Children learn and develop at their own pace.
“Most students are smart enough, care enough and want to succeed at learning.” – Gayle Moyers
The language skills are listening, speaking, reading, and writing. As a child grows, these skills usually develop in the order listed.
From before birth, the child is listening to his mother’s voice and the sounds in her immediate surroundings. By birth, he recognizes his mother’s voice.
As the people around the baby speaks to him, he listens and imitates the sounds he hears. Within his first year, he begins to speak – first in sounds, then single words, next in phrases, and finally, in sentences.
Learning to read should happen with ease and enjoyment. If a child is loved, well-nourished, gets adequate sleep and rest, and exercises daily, but does not demonstrate progress in mastering the language code to read, there may be specific issues to address.
When a child has trouble reading, he is usually challenged in writing also.
If your child has difficulty learning to read or is significantly slow to progress, there may be specific underlying issues that need to be addressed. In addition, other areas of development may also be lagging behind.
The sooner you discover them, the better.
Here are some general traits and behaviors that indicate your child may be dyslexic:
- He appears bright, highly intelligent, and articulate but is unable to read, write, or spell at a level with his peers.
- When called to a conference with his teacher, he is often labeled as lazy, careless, immature, “not trying hard enough,” or “a behavior problem.”
- During examinations, he does not test well academically even though his IQ is high; when tests are given orally, he gets good results but not when they are written.
- He is talented in non-academic subjects like art, drama, music, sports, mechanics, storytelling, sales, business, designing, building, or engineering.

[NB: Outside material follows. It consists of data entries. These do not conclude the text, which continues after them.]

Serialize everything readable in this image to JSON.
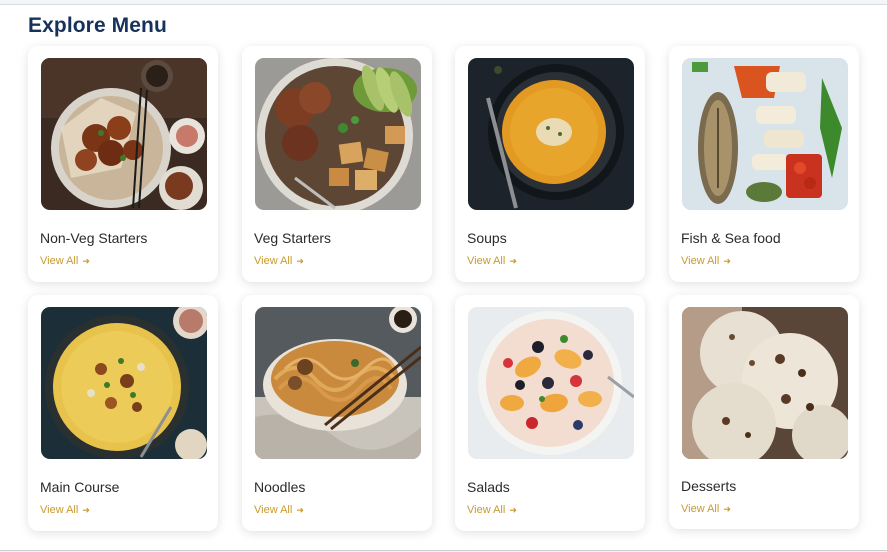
{
  "section": {
    "title": "Explore Menu"
  },
  "accent_color": "#c99a2e",
  "heading_color": "#17325a",
  "categories": [
    {
      "label": "Non-Veg Starters",
      "link": "View All",
      "arrow_icon": "arrow-right-icon",
      "image": "non-veg-starters-image"
    },
    {
      "label": "Veg Starters",
      "link": "View All",
      "arrow_icon": "arrow-right-icon",
      "image": "veg-starters-image"
    },
    {
      "label": "Soups",
      "link": "View All",
      "arrow_icon": "arrow-right-icon",
      "image": "soups-image"
    },
    {
      "label": "Fish & Sea food",
      "link": "View All",
      "arrow_icon": "arrow-right-icon",
      "image": "fish-seafood-image"
    },
    {
      "label": "Main Course",
      "link": "View All",
      "arrow_icon": "arrow-right-icon",
      "image": "main-course-image"
    },
    {
      "label": "Noodles",
      "link": "View All",
      "arrow_icon": "arrow-right-icon",
      "image": "noodles-image"
    },
    {
      "label": "Salads",
      "link": "View All",
      "arrow_icon": "arrow-right-icon",
      "image": "salads-image"
    },
    {
      "label": "Desserts",
      "link": "View All",
      "arrow_icon": "arrow-right-icon",
      "image": "desserts-image"
    }
  ]
}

- He struggles in lecture-type classes but learns best through hands-on experience, demonstrations, experimentation, observation, and visual aids.
- He has difficulty sustaining attention; seems to be “hyper” or a “daydreamer.” When he “zones out,” he seems to lose track of time.
- When you ask the school administration for help, you are told he isn’t “behind enough” or “bad enough” to be helped in the school setting. Sometimes, it is suggested that you hire an outside tutor.
- Because he feels dumb, after a while he develops poor self-esteem; hides or covers up his weaknesses with ingenious compensatory strategies; eventually, he becomes easily frustrated and emotional about his school, reading, or testing.
The characteristics you see may vary from day to day or even minute to minute. The most consistent thing about dyslexics is their inconsistency in skill demonstration or responses.
In my next few articles, I’ll highlight other traits and behaviors in specific developmental domains, which may also signal the presence of dyslexia.
Have you lived or worked with children who demonstrated some of these difficulties?
Another factor that causes kids to feel really sad about their difficulty in reading is having a younger sibling who reads with ease. Watching that sibling not struggle with reading causes the older sibling to lose even more self esteem. I have seen families where that is the case and it is very challenging for the older sibling who is struggling to read.
This is a tricky situation for parents to navigate; one they must address with utmost care. It is the time to highlight areas in which the older child excels and explain that every child is unique and has different super-powers.
This is a great, full of information post. I work with parents of children who often suffer from a number of the things you mention. It amazes me how often children are labeled (sometimes unconsciously) when there could be an underlying issue. Dyslexia is complex and much more than the “reversing of letters” that many people think it is. Thanks for sharing and spreading your knowledge.
You’re welcome, Dr. Jones. Thanks for the work you do with those parents. I am sure their children benefit from the counsel you provide.